Please refer to Ben's Best Guess CYA chart. The issue isn't whether your particular pool has never had a problem at 80 ppm (and what FC?), but whether ALL pools will be guaranteed to not get green algae if they maintain a certain FC at a given CYA level. That's what the chart is about. Your pool may not have nitrates or phosphates in them so you won't get algae because of that even if your FC is lower than the Min on the chart (for your CYA), but that doesn't mean that everyone's pool will be the same. In my early days (before I found this site and before I figured out some pool water chemistry), my pool got to over 100 ppm CYA with only 3 ppm of FC and didn't get algae, but I was using algaecide regularly and had the pool covered frequently.

Also, you can absolutely have rather high CYA (even close to 100 ppm) with relatively low FC (say, 3 ppm) and not get algae if you use a weekly dose of PolyQuat 60 algaecide, but that is more expensive.
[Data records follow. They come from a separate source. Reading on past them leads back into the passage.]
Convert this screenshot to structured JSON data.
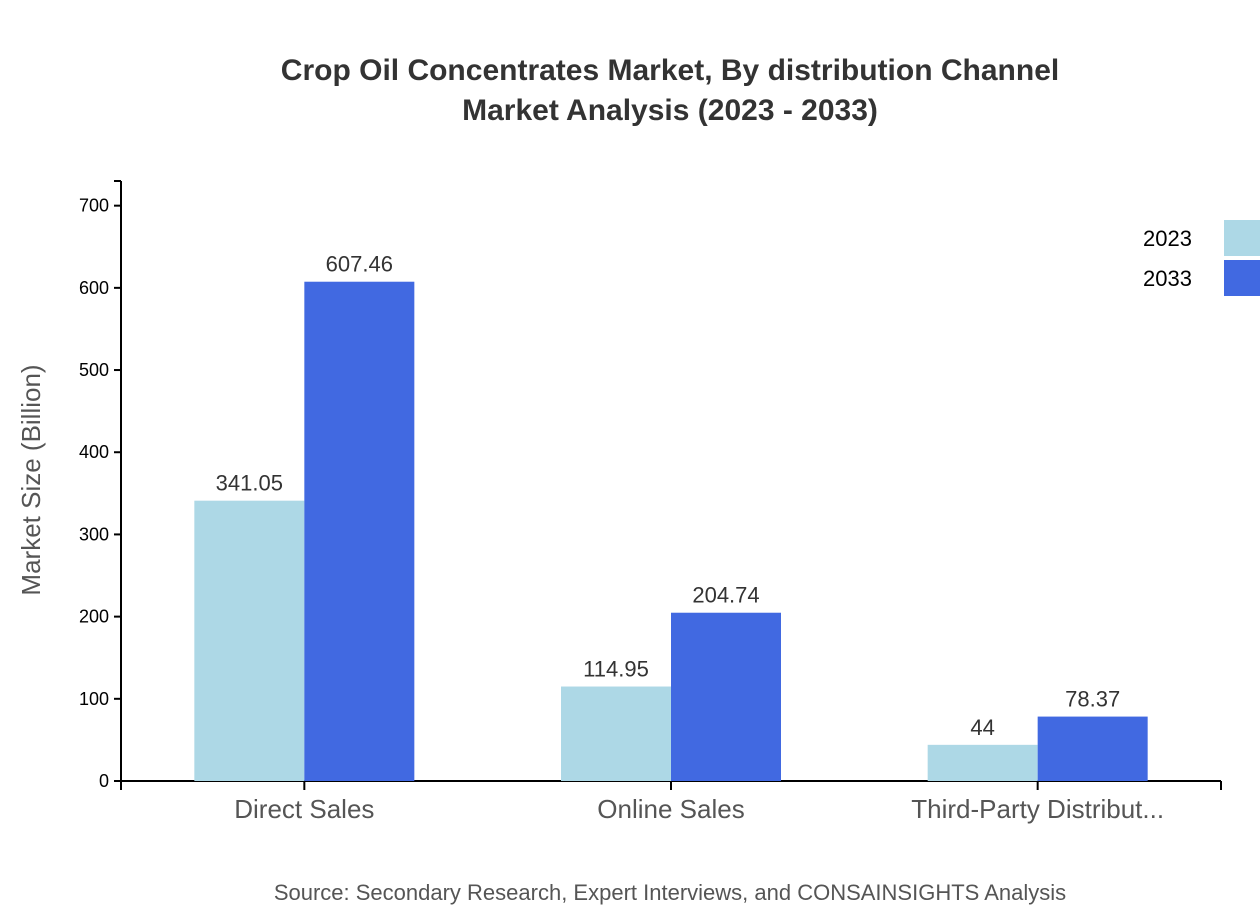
{
  "chart_data": {
    "type": "bar",
    "title_lines": [
      "Crop Oil Concentrates Market, By distribution Channel",
      "Market Analysis (2023 - 2033)"
    ],
    "ylabel": "Market Size (Billion)",
    "xlabel": "",
    "ylim": [
      0,
      730
    ],
    "yticks": [
      0,
      100,
      200,
      300,
      400,
      500,
      600,
      700
    ],
    "categories": [
      "Direct Sales",
      "Online Sales",
      "Third-Party Distribut..."
    ],
    "series": [
      {
        "name": "2023",
        "values": [
          341.05,
          114.95,
          44
        ],
        "color": "#add8e6"
      },
      {
        "name": "2033",
        "values": [
          607.46,
          204.74,
          78.37
        ],
        "color": "#4169e1"
      }
    ],
    "legend": "top-right",
    "grid": false,
    "source": "Source: Secondary Research, Expert Interviews, and CONSAINSIGHTS Analysis"
  }
}
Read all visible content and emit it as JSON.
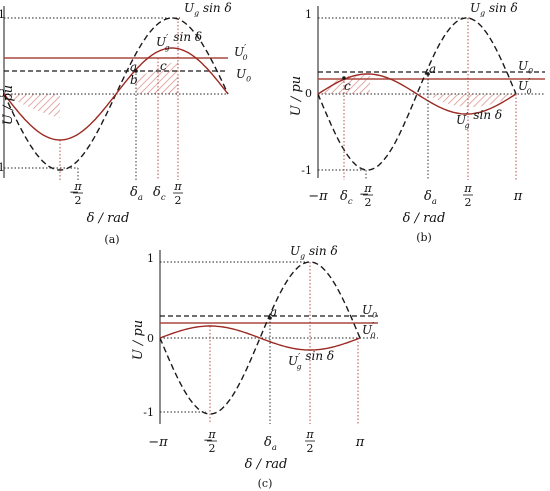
{
  "panels": [
    {
      "id": "a",
      "caption": "(a)",
      "y_axis_label": "U / pu",
      "x_axis_label": "δ / rad",
      "tick_one": "1",
      "tick_zero": "0",
      "tick_minus_one": "-1",
      "x_ticks": [
        {
          "key": "neg_half_pi",
          "num": "π",
          "den": "2",
          "sign": "−"
        },
        {
          "key": "delta_a",
          "text": "δ",
          "sub": "a"
        },
        {
          "key": "delta_c",
          "text": "δ",
          "sub": "c"
        },
        {
          "key": "half_pi",
          "num": "π",
          "den": "2",
          "sign": ""
        }
      ],
      "curve_labels": {
        "ug": {
          "main": "U",
          "sub": "g",
          "tail": " sin δ"
        },
        "ugp": {
          "main": "U",
          "sub": "g",
          "sup": "′",
          "tail": " sin δ"
        },
        "u0p": {
          "main": "U",
          "sub": "0",
          "sup": "′"
        },
        "u0": {
          "main": "U",
          "sub": "0"
        }
      },
      "points": {
        "a": "a",
        "b": "b",
        "c": "c"
      }
    },
    {
      "id": "b",
      "caption": "(b)",
      "y_axis_label": "U / pu",
      "x_axis_label": "δ / rad",
      "tick_one": "1",
      "tick_zero": "0",
      "tick_minus_one": "-1",
      "x_ticks": [
        {
          "key": "neg_pi",
          "text": "−π"
        },
        {
          "key": "delta_c",
          "text": "δ",
          "sub": "c"
        },
        {
          "key": "neg_half_pi",
          "num": "π",
          "den": "2",
          "sign": "−"
        },
        {
          "key": "delta_a",
          "text": "δ",
          "sub": "a"
        },
        {
          "key": "half_pi",
          "num": "π",
          "den": "2",
          "sign": ""
        },
        {
          "key": "pi",
          "text": "π"
        }
      ],
      "curve_labels": {
        "ug": {
          "main": "U",
          "sub": "g",
          "tail": " sin δ"
        },
        "ugp": {
          "main": "U",
          "sub": "g",
          "sup": "′",
          "tail": " sin δ"
        },
        "u0": {
          "main": "U",
          "sub": "0"
        },
        "u0p": {
          "main": "U",
          "sub": "0",
          "sup": "′"
        }
      },
      "points": {
        "a": "a",
        "c": "c"
      }
    },
    {
      "id": "c",
      "caption": "(c)",
      "y_axis_label": "U / pu",
      "x_axis_label": "δ / rad",
      "tick_one": "1",
      "tick_zero": "0",
      "tick_minus_one": "-1",
      "x_ticks": [
        {
          "key": "neg_pi",
          "text": "−π"
        },
        {
          "key": "neg_half_pi",
          "num": "π",
          "den": "2",
          "sign": "−"
        },
        {
          "key": "delta_a",
          "text": "δ",
          "sub": "a"
        },
        {
          "key": "half_pi",
          "num": "π",
          "den": "2",
          "sign": ""
        },
        {
          "key": "pi",
          "text": "π"
        }
      ],
      "curve_labels": {
        "ug": {
          "main": "U",
          "sub": "g",
          "tail": " sin δ"
        },
        "ugp": {
          "main": "U",
          "sub": "g",
          "sup": "′",
          "tail": " sin δ"
        },
        "u0": {
          "main": "U",
          "sub": "0"
        },
        "u0p": {
          "main": "U",
          "sub": "0",
          "sup": "′"
        }
      },
      "points": {
        "a": "a"
      }
    }
  ],
  "colors": {
    "black": "#1a1a1a",
    "red_curve": "#9b2a22",
    "red_line": "#a8483f",
    "hatch": "#d98c88",
    "dotted": "#222222",
    "red_dotted": "#b23a32"
  }
}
It does let you use Trichlor tablets in a floating or inline feeder instead of having to add chlorinating liquid or bleach every day. So there are options, but they have differing pros/cons.

There has not been one case, and I mean literally one case, of green algae in a pool following Ben's chart -- and that's with chlorine alone and no algaecide. There have been reports of the heartier mustard/yellow algae, but we figured out the higher level of chlorine needed to keep that away (essentially the Max column in Ben's Best Guess CYA chart or the 0.07 column in my chart (the 0.03 column is the minimum to prevent green algae and 0.05 is the typical column that is followed and is in between Ben's Min and Max columns).

One of these days I would love to create a tub or basin with equivalent pool water (i.e. with calcium chloride and sodium bicarbonate) and add nitrates and phosphates for a great algae bath and then see exactly how much chlorine it takes to just barely inhibit the algae (green and mustard/yellow) in their best growth conditions. That's an experiment that this industry should have done a long time ago, but never did. One guy did do an experiment, but didn't maintain FC levels and didn't ensure there was no ammonia in the algae extracted from its broth and he "proved" that CYA didn't matter (you can guess why -- the amount of monochloramine that's formed is independent of CYA and it kills algae). His study was funded by Olin Corp.